Ahead the sky was bright blue. To the right, the low coast of the inside
of Cape Antonia was almost invisible. Shannon looked back. "There's
a yellow boat following us."
"Yeah, I've been watching him."
It was catching up, probably making a third again their speed. Already
he could distinguish its round bluff bow and boxy cabin in back. When
he got the storm sail hanked onto the jack stay and its sheets led back
to the cockpit, the shore behind had disappeared in haze. He thought he
could make out Punta Rasa lighthouse at the tip of Cape Antonio. But the
yellow boat was close enough to see it had a stubby mast.

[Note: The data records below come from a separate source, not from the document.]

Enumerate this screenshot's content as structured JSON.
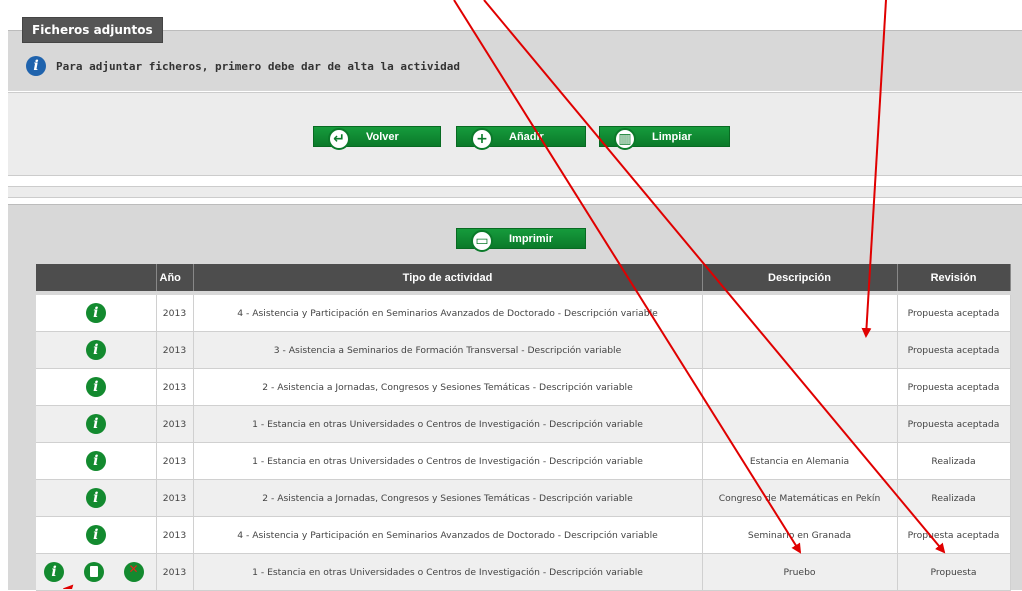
{
  "section": {
    "tab_label": "Ficheros adjuntos",
    "info_message": "Para adjuntar ficheros, primero debe dar de alta la actividad"
  },
  "buttons": {
    "volver": "Volver",
    "anadir": "Añadir",
    "limpiar": "Limpiar",
    "imprimir": "Imprimir"
  },
  "table": {
    "headers": {
      "actions": "",
      "year": "Año",
      "type": "Tipo de actividad",
      "description": "Descripción",
      "review": "Revisión"
    },
    "rows": [
      {
        "year": "2013",
        "type": "4 - Asistencia y Participación en Seminarios Avanzados de Doctorado - Descripción variable",
        "description": "",
        "review": "Propuesta aceptada"
      },
      {
        "year": "2013",
        "type": "3 - Asistencia a Seminarios de Formación Transversal - Descripción variable",
        "description": "",
        "review": "Propuesta aceptada"
      },
      {
        "year": "2013",
        "type": "2 - Asistencia a Jornadas, Congresos y Sesiones Temáticas - Descripción variable",
        "description": "",
        "review": "Propuesta aceptada"
      },
      {
        "year": "2013",
        "type": "1 - Estancia en otras Universidades o Centros de Investigación - Descripción variable",
        "description": "",
        "review": "Propuesta aceptada"
      },
      {
        "year": "2013",
        "type": "1 - Estancia en otras Universidades o Centros de Investigación - Descripción variable",
        "description": "Estancia en Alemania",
        "review": "Realizada"
      },
      {
        "year": "2013",
        "type": "2 - Asistencia a Jornadas, Congresos y Sesiones Temáticas - Descripción variable",
        "description": "Congreso de Matemáticas en Pekín",
        "review": "Realizada"
      },
      {
        "year": "2013",
        "type": "4 - Asistencia y Participación en Seminarios Avanzados de Doctorado - Descripción variable",
        "description": "Seminario en Granada",
        "review": "Propuesta aceptada"
      },
      {
        "year": "2013",
        "type": "1 - Estancia en otras Universidades o Centros de Investigación - Descripción variable",
        "description": "Pruebo",
        "review": "Propuesta"
      }
    ]
  },
  "colors": {
    "button_green": "#0b7a2a",
    "header_gray": "#4d4d4d",
    "annotation_red": "#e00000"
  }
}
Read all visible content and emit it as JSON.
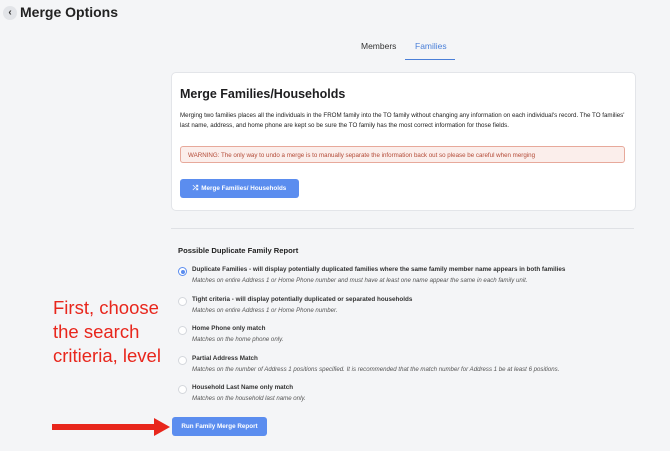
{
  "header": {
    "back_icon": "chevron-left-icon",
    "back_glyph": "‹",
    "title": "Merge Options"
  },
  "tabs": [
    {
      "label": "Members",
      "active": false
    },
    {
      "label": "Families",
      "active": true
    }
  ],
  "card": {
    "title": "Merge Families/Households",
    "description": "Merging two families places all the individuals in the FROM family into the TO family without changing any information on each individual's record. The TO families' last name, address, and home phone are kept so be sure the TO family has the most correct information for those fields.",
    "warning": "WARNING: The only way to undo a merge is to manually separate the information back out so please be careful when merging",
    "merge_button": {
      "icon": "shuffle-icon",
      "glyph": "⤮",
      "label": "Merge Families/ Households"
    }
  },
  "report": {
    "title": "Possible Duplicate Family Report",
    "options": [
      {
        "label": "Duplicate Families - will display potentially duplicated families where the same family member name appears in both families",
        "description": "Matches on entire Address 1 or Home Phone number and must have at least one name appear the same in each family unit.",
        "checked": true
      },
      {
        "label": "Tight criteria - will display potentially duplicated or separated households",
        "description": "Matches on entire Address 1 or Home Phone number.",
        "checked": false
      },
      {
        "label": "Home Phone only match",
        "description": "Matches on the home phone only.",
        "checked": false
      },
      {
        "label": "Partial Address Match",
        "description": "Matches on the number of Address 1 positions specified. It is recommended that the match number for Address 1 be at least 6 positions.",
        "checked": false
      },
      {
        "label": "Household Last Name only match",
        "description": "Matches on the household last name only.",
        "checked": false
      }
    ],
    "run_button": "Run Family Merge Report"
  },
  "annotation": {
    "text": "First, choose the search critieria, level",
    "color": "#e8261c"
  },
  "colors": {
    "accent": "#5b8def",
    "warning_bg": "#fbeeeb",
    "warning_text": "#b34a36"
  }
}
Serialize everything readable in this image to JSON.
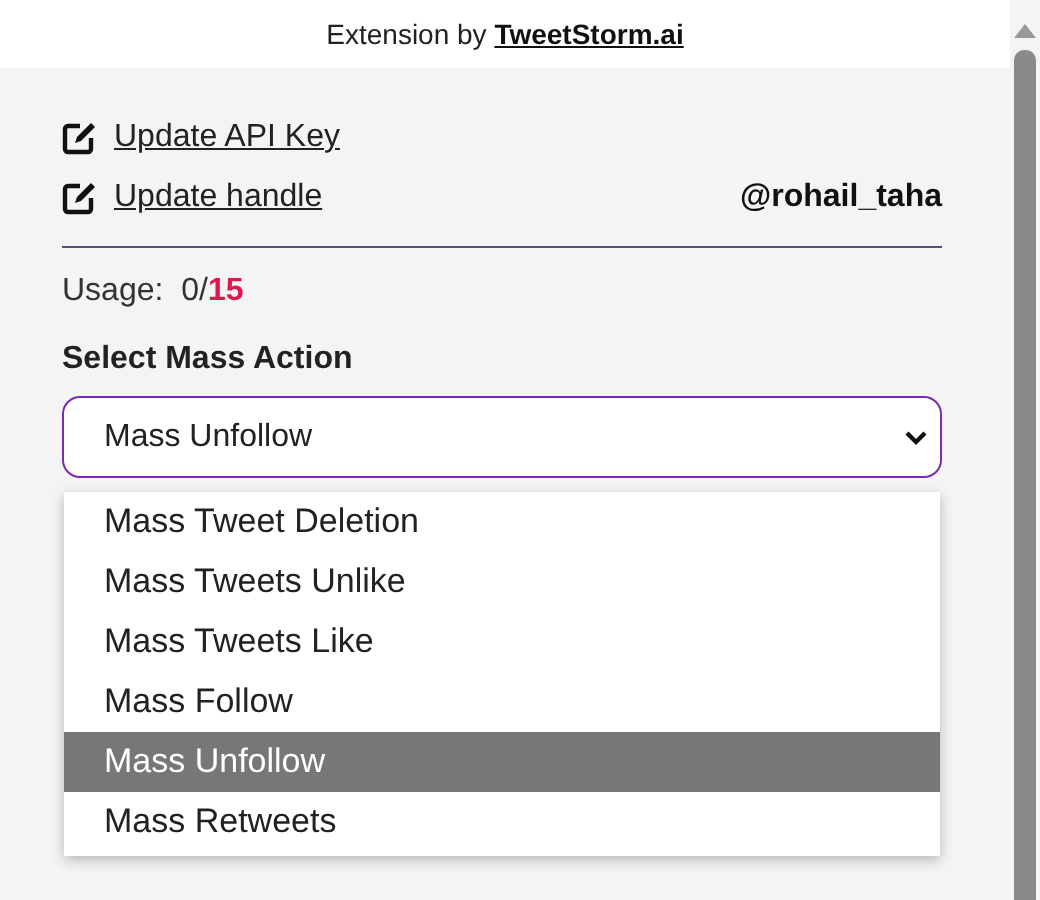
{
  "header": {
    "prefix": "Extension by",
    "link": "TweetStorm.ai"
  },
  "links": [
    {
      "label": "Update API Key"
    },
    {
      "label": "Update handle"
    }
  ],
  "handle": "@rohail_taha",
  "usage": "Usage:  0/**15**",
  "select": {
    "label": "Select Mass Action",
    "value": "Mass Unfollow",
    "expanded": true,
    "options": [
      {
        "label": "Mass Tweet Deletion",
        "selected": false
      },
      {
        "label": "Mass Tweets Unlike",
        "selected": false
      },
      {
        "label": "Mass Tweets Like",
        "selected": false
      },
      {
        "label": "Mass Follow",
        "selected": false
      },
      {
        "label": "Mass Unfollow",
        "selected": true
      },
      {
        "label": "Mass Retweets",
        "selected": false
      }
    ]
  }
}
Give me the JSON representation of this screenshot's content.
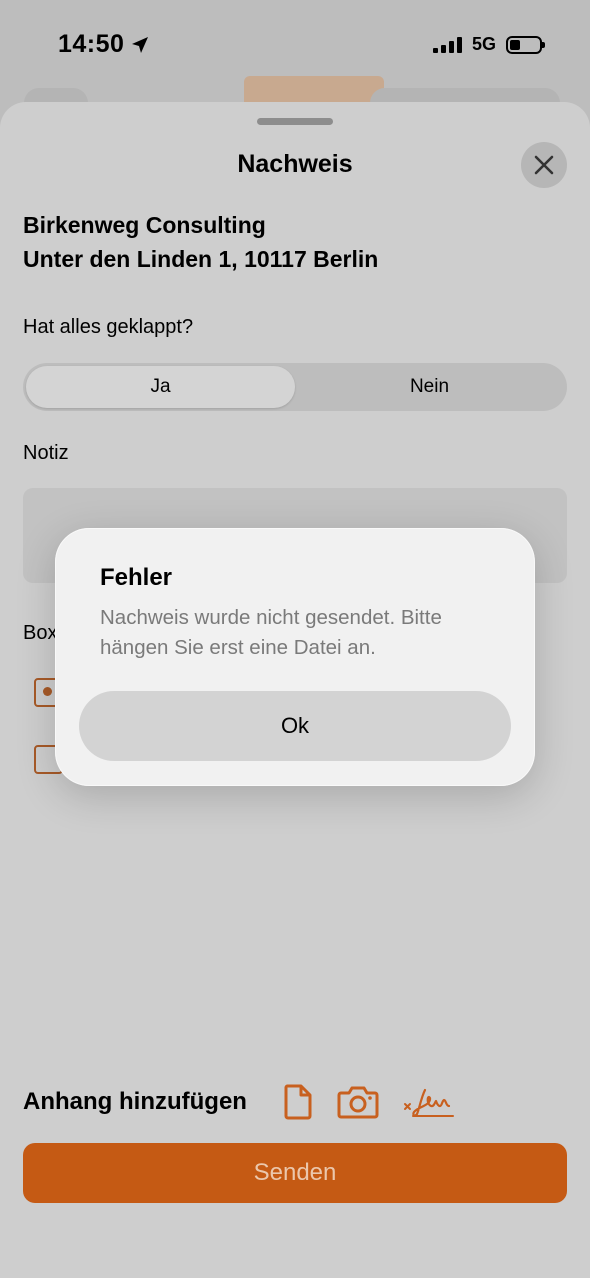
{
  "status_bar": {
    "time": "14:50",
    "network": "5G",
    "battery_level": 0.35
  },
  "sheet": {
    "title": "Nachweis",
    "company": "Birkenweg Consulting",
    "address": "Unter den Linden 1, 10117 Berlin",
    "question": "Hat alles geklappt?",
    "segment_options": [
      "Ja",
      "Nein"
    ],
    "selected_segment": "Ja",
    "note_label": "Notiz",
    "boxes_label": "Box",
    "attachment_label": "Anhang hinzufügen",
    "attachment_icons": [
      "document-icon",
      "camera-icon",
      "signature-icon"
    ],
    "send_label": "Senden"
  },
  "alert": {
    "title": "Fehler",
    "message": "Nachweis wurde nicht gesendet. Bitte hängen Sie erst eine Datei an.",
    "button_label": "Ok"
  },
  "colors": {
    "accent": "#c55a14",
    "icon_orange": "#c8601f"
  }
}
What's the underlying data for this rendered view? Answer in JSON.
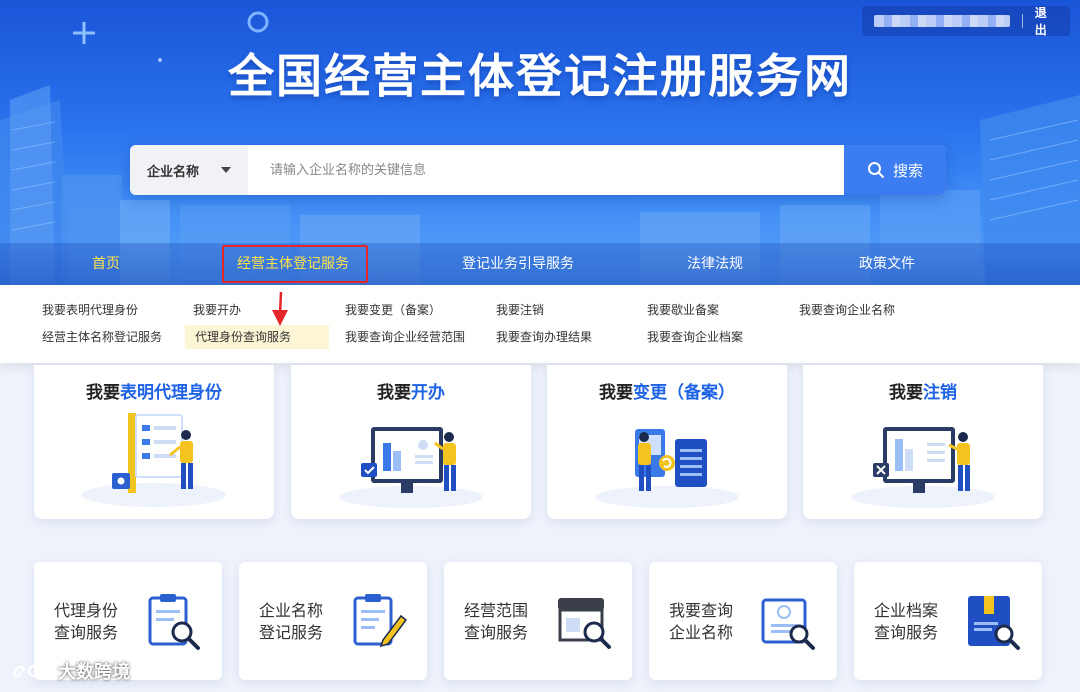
{
  "topbar": {
    "logout": "退出"
  },
  "site_title": "全国经营主体登记注册服务网",
  "search": {
    "type": "企业名称",
    "placeholder": "请输入企业名称的关键信息",
    "button": "搜索"
  },
  "nav": {
    "items": [
      {
        "label": "首页"
      },
      {
        "label": "经营主体登记服务"
      },
      {
        "label": "登记业务引导服务"
      },
      {
        "label": "法律法规"
      },
      {
        "label": "政策文件"
      }
    ]
  },
  "dropdown": {
    "items": [
      {
        "label": "我要表明代理身份"
      },
      {
        "label": "我要开办"
      },
      {
        "label": "我要变更（备案）"
      },
      {
        "label": "我要注销"
      },
      {
        "label": "我要歇业备案"
      },
      {
        "label": "我要查询企业名称"
      },
      {
        "label": "经营主体名称登记服务"
      },
      {
        "label": "代理身份查询服务"
      },
      {
        "label": "我要查询企业经营范围"
      },
      {
        "label": "我要查询办理结果"
      },
      {
        "label": "我要查询企业档案"
      }
    ]
  },
  "big_cards": [
    {
      "prefix": "我要",
      "highlight": "表明代理身份",
      "suffix": ""
    },
    {
      "prefix": "我要",
      "highlight": "开办",
      "suffix": ""
    },
    {
      "prefix": "我要",
      "highlight": "变更（备案）",
      "suffix": ""
    },
    {
      "prefix": "我要",
      "highlight": "注销",
      "suffix": ""
    }
  ],
  "small_cards": [
    {
      "line1": "代理身份",
      "line2": "查询服务"
    },
    {
      "line1": "企业名称",
      "line2": "登记服务"
    },
    {
      "line1": "经营范围",
      "line2": "查询服务"
    },
    {
      "line1": "我要查询",
      "line2": "企业名称"
    },
    {
      "line1": "企业档案",
      "line2": "查询服务"
    }
  ],
  "watermark": "大数跨境",
  "colors": {
    "primary": "#1e63e6",
    "nav_active": "#ffe14a",
    "annotation_red": "#e4262b"
  }
}
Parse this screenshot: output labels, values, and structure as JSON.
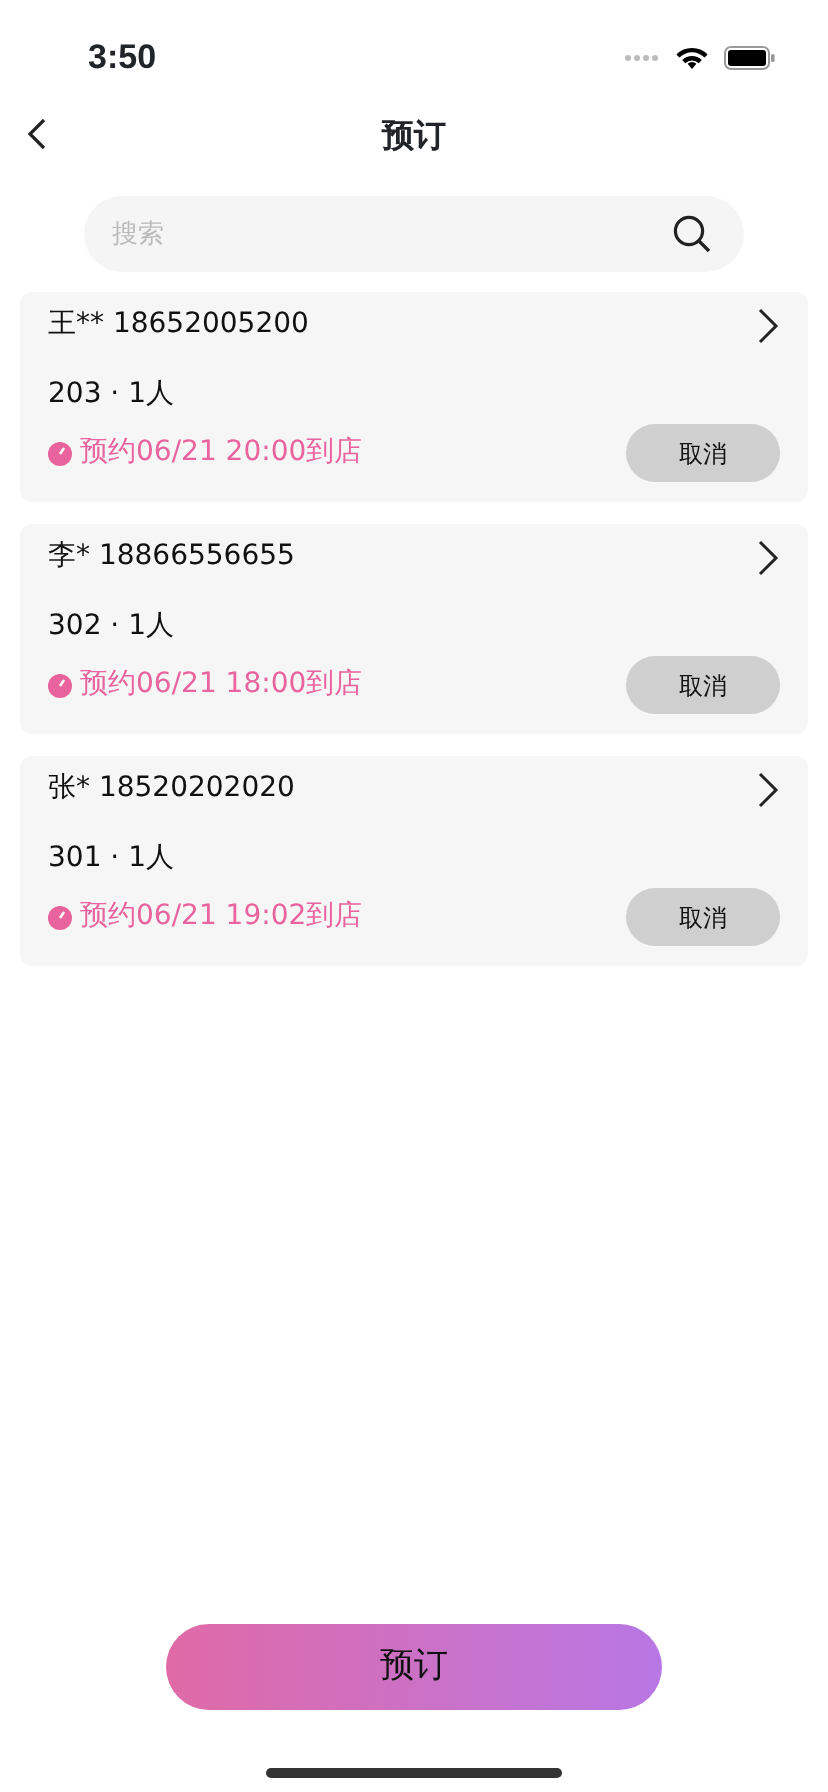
{
  "status_bar": {
    "time": "3:50"
  },
  "nav": {
    "title": "预订"
  },
  "search": {
    "placeholder": "搜索"
  },
  "bookings": [
    {
      "name": "王** 18652005200",
      "detail": "203 · 1人",
      "appointment": "预约06/21 20:00到店",
      "action": "取消"
    },
    {
      "name": "李* 18866556655",
      "detail": "302 · 1人",
      "appointment": "预约06/21 18:00到店",
      "action": "取消"
    },
    {
      "name": "张* 18520202020",
      "detail": "301 · 1人",
      "appointment": "预约06/21 19:02到店",
      "action": "取消"
    }
  ],
  "primary_button": "预订"
}
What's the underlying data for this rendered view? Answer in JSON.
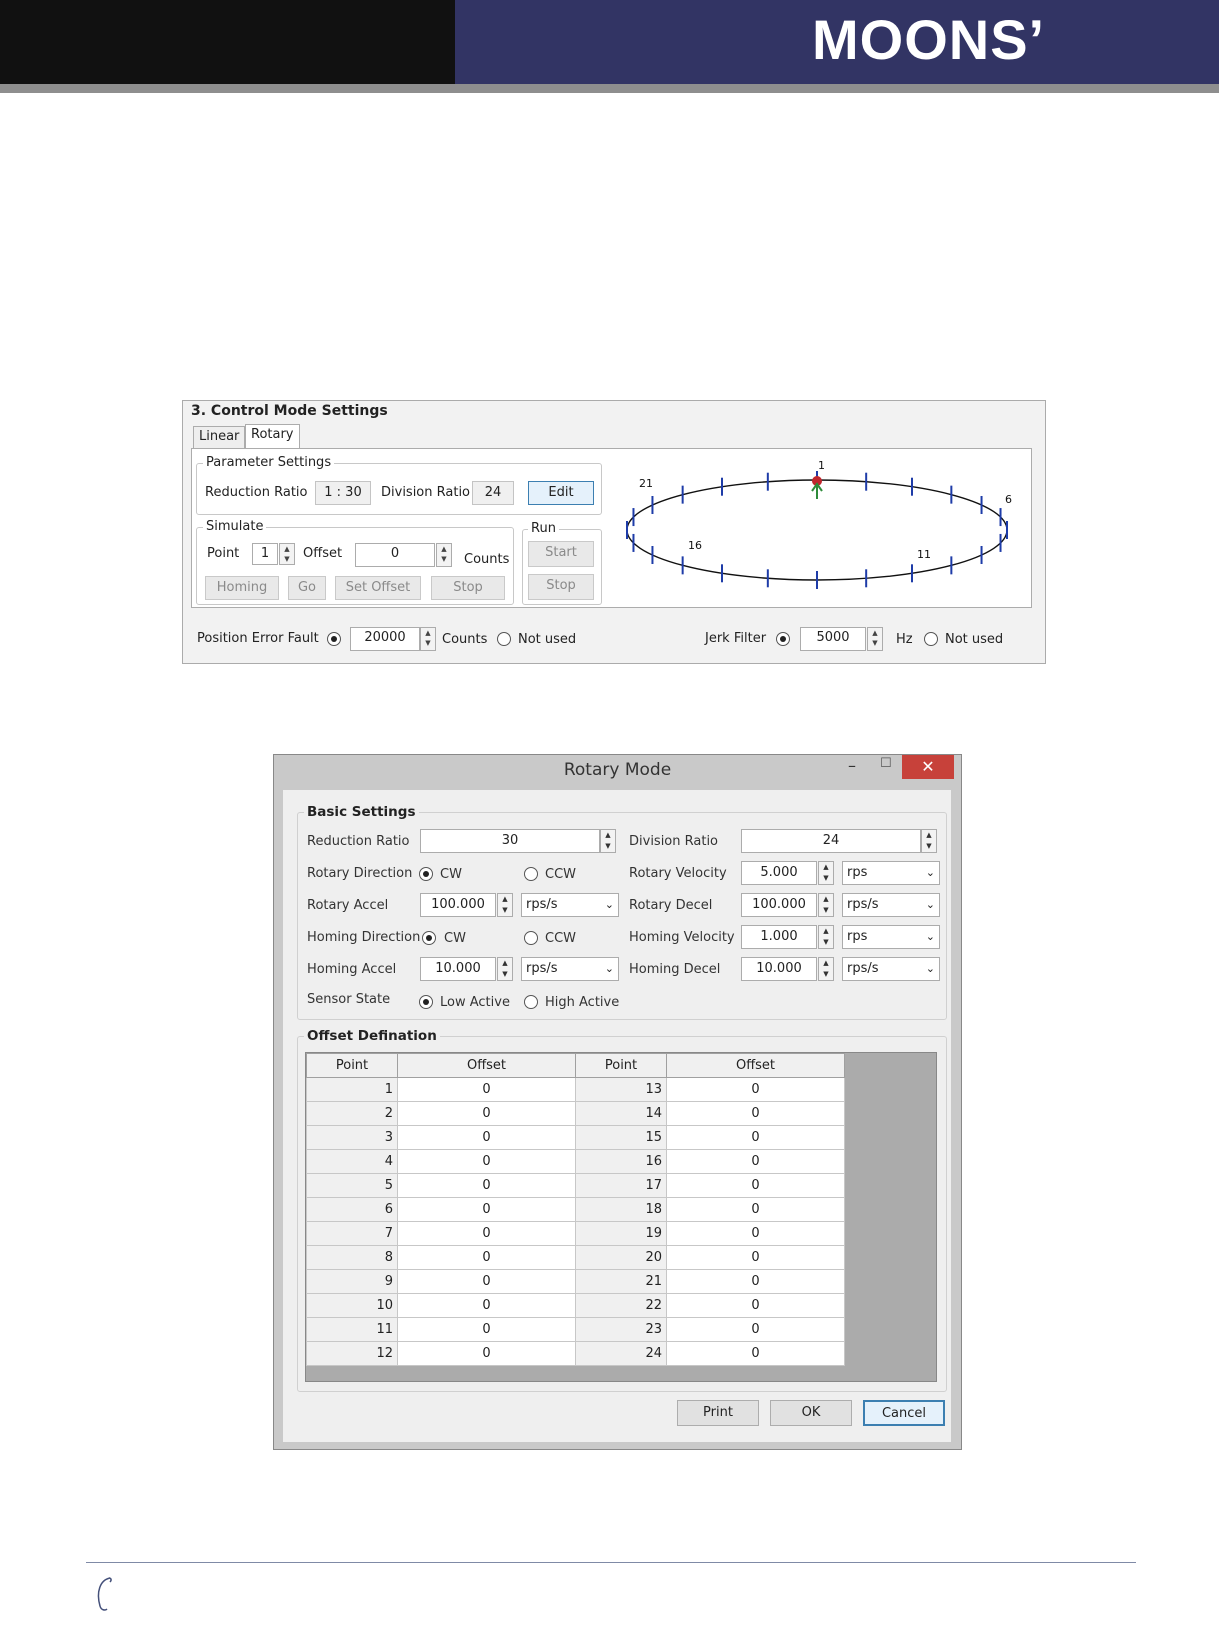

"Soon as we clear that lighthouse we can swing east into the ocean."
"You'd think," said Shannon, "that with that sky looking
that way he would turn around and head home."
"If he was just going fishing."
The yellow boat's bluff bow was throwing clouds of spray.
A mile or so ahead, on a line with the light house,
he could see white caps where the wind and the east setting waves were
no longer blocked by Punta Rosa. He looked again at the western sky. A
curtain of black descended to the estuary and it seemed to be curling
ahead of them, too.
"The boat's catching up," said Shannon. "Do you want to
steer?"
"You're doing fine. I'm going raise the main."
He raised it only high enough for a double reef. Hustle didn't move much
faster, but when whatever was making that sky crashed into them it would
be too late to reef. Now with both sails pulling, he took the wheel and
nursed a little more speed out of her.
The yellow boat was heaving entire waves, smashing the water with a sullen
boom. But it was still catching up and Jim realized with a start that
less than two hundred yards separated the two boats. There was no one
on deck, but he could see several forms though the wheelhouse glass. Yard
by yard it drew near.
Suddenly the wind stopped.
Hustle staggered and for a second he thought she had struck a sandbar.
But her sails hung slack and she lost two knots with only her engine to
drive her through the thickening seas. Two men dressed in sea boots and
slickers stepped out of the yellow boat's wheelhouse.
"Do you see any guns?"
"I can't see. Wait, what are they doing?"
They were twirling ropes, standing sure-footed on their pitching deck,
one moving toward the bow, the other toward the stern, glancing around
to make sure their ropes didn't foul the cabin or the mast.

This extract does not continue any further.